E as músicas internacionais seguem tocando mais do que as nacionais?
Sim, mas temos dado um destaque maior aos artistas nacionais nos últimos anos. A cada hora, tocamos três ou quatro canções brasileiras. Essa proporção já existia antes, mas a importância da música nacional dentro da programação era menor. Agora, ela assume um papel mais forte. Fazemos, por exemplo, muitos eventos com esses artistas. Eles acabam ganhando um espaço significativo na grade com os comerciais desses shows que produzimos ou apoiamos. Sem falar que estão sempre em destaque no site e nas redes sociais da Alpha.
Não há espaço para talk shows na Alpha?
Somos consolidados em três pilares: música, informação e cultura. Quando o ouvinte sintoniza a Alpha, quer música. Porém, é um ouvinte que também se preocupa em estar antenado com o que acontece ao seu redor. Então, damos a ele uma nota jornalística por hora, além de um maior número de informações nos períodos da manhã e fim de tarde. E se acontece algo importante, nosso plantão entra no ar imediatamente. Mas sem se aprofundar tanto. Damos preferência à grande maioria da audiência, que prefere seguir com música após ouvir a notícia. A Alpha também traz pílulas com destaques sobre carros, futebol, cotidiano e gastronomia, além de apoiar peças de teatro e, obviamente, muitos shows.

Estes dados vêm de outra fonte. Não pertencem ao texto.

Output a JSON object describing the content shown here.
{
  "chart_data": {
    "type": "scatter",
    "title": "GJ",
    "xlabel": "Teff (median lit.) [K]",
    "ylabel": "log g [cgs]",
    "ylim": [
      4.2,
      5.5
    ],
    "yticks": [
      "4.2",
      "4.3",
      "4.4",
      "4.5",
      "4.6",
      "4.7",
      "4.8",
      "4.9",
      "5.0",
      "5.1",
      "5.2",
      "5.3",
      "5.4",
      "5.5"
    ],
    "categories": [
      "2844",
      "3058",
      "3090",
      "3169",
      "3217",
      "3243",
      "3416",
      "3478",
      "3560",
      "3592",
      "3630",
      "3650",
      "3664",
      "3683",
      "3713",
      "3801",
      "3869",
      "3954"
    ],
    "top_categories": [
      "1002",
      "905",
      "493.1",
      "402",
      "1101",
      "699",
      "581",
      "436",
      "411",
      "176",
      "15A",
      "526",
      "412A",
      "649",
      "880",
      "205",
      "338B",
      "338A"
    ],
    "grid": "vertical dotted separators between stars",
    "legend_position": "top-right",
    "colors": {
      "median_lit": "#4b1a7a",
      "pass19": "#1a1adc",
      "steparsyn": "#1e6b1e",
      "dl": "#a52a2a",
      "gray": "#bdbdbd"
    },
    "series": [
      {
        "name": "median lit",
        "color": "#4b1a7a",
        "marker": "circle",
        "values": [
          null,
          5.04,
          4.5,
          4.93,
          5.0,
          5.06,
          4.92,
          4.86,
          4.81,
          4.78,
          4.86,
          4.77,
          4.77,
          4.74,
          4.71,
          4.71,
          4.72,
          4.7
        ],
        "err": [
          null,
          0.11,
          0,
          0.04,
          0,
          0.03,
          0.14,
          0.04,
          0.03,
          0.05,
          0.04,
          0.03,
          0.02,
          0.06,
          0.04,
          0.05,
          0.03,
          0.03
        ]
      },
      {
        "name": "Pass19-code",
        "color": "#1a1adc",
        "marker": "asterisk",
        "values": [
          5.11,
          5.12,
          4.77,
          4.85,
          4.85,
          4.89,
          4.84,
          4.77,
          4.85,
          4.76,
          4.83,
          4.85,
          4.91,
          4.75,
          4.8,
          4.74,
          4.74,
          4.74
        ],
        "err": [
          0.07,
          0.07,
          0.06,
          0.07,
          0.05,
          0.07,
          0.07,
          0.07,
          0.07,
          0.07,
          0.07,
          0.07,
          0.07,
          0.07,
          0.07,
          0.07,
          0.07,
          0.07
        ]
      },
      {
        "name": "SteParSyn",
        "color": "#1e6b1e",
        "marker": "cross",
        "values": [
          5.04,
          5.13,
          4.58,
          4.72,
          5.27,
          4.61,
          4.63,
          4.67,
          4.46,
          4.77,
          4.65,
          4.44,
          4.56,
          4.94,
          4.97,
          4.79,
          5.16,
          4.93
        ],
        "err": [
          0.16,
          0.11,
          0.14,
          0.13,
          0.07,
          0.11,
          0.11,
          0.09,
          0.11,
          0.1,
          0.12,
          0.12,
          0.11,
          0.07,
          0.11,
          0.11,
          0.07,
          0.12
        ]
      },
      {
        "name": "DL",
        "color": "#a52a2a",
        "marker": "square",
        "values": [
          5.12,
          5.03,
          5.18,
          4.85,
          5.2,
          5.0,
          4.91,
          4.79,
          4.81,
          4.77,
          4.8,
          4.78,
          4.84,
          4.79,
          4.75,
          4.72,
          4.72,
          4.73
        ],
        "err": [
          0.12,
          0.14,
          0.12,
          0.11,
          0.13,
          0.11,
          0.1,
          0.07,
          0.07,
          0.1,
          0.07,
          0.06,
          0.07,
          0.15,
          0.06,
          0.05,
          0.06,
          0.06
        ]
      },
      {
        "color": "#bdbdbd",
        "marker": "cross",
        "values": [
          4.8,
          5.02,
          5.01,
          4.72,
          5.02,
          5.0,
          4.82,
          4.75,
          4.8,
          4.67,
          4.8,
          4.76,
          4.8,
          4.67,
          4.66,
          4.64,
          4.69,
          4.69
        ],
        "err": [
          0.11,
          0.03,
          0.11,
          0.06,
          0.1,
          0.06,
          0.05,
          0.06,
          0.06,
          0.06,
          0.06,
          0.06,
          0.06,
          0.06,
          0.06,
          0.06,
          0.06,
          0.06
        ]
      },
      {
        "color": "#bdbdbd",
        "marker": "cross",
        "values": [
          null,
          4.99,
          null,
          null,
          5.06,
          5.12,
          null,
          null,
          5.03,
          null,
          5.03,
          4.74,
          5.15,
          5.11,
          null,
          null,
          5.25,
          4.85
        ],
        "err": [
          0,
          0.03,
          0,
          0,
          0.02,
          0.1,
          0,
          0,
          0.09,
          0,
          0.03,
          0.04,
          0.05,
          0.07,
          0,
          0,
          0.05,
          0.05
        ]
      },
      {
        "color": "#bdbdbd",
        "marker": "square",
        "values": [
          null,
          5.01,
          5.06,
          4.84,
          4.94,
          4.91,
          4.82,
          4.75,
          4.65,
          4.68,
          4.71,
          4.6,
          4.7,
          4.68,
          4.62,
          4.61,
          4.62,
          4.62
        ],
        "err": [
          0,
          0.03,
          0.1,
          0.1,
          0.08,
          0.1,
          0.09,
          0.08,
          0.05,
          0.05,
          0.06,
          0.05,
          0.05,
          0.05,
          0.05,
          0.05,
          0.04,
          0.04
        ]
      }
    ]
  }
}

Existe uma preocupação atualmente em falar para novos públicos?
Nosso foco é sempre o público entre 35 e 45 anos. Homens e mulheres, de preferência 60 ou 70% de mulheres, até porque, como dizem, onde tem mulher, vai homem atrás. Se der pra conquistar alguém fora desse perfil, ótimo, mas a maior preocupação é manter esse público decidido, exigente, em sua maioria pertencente às classes A e B, na faixa etária já citada. Até porque, vale lembrar, a Alpha é a única emissora de São Paulo que nunca teve mudança de público alvo.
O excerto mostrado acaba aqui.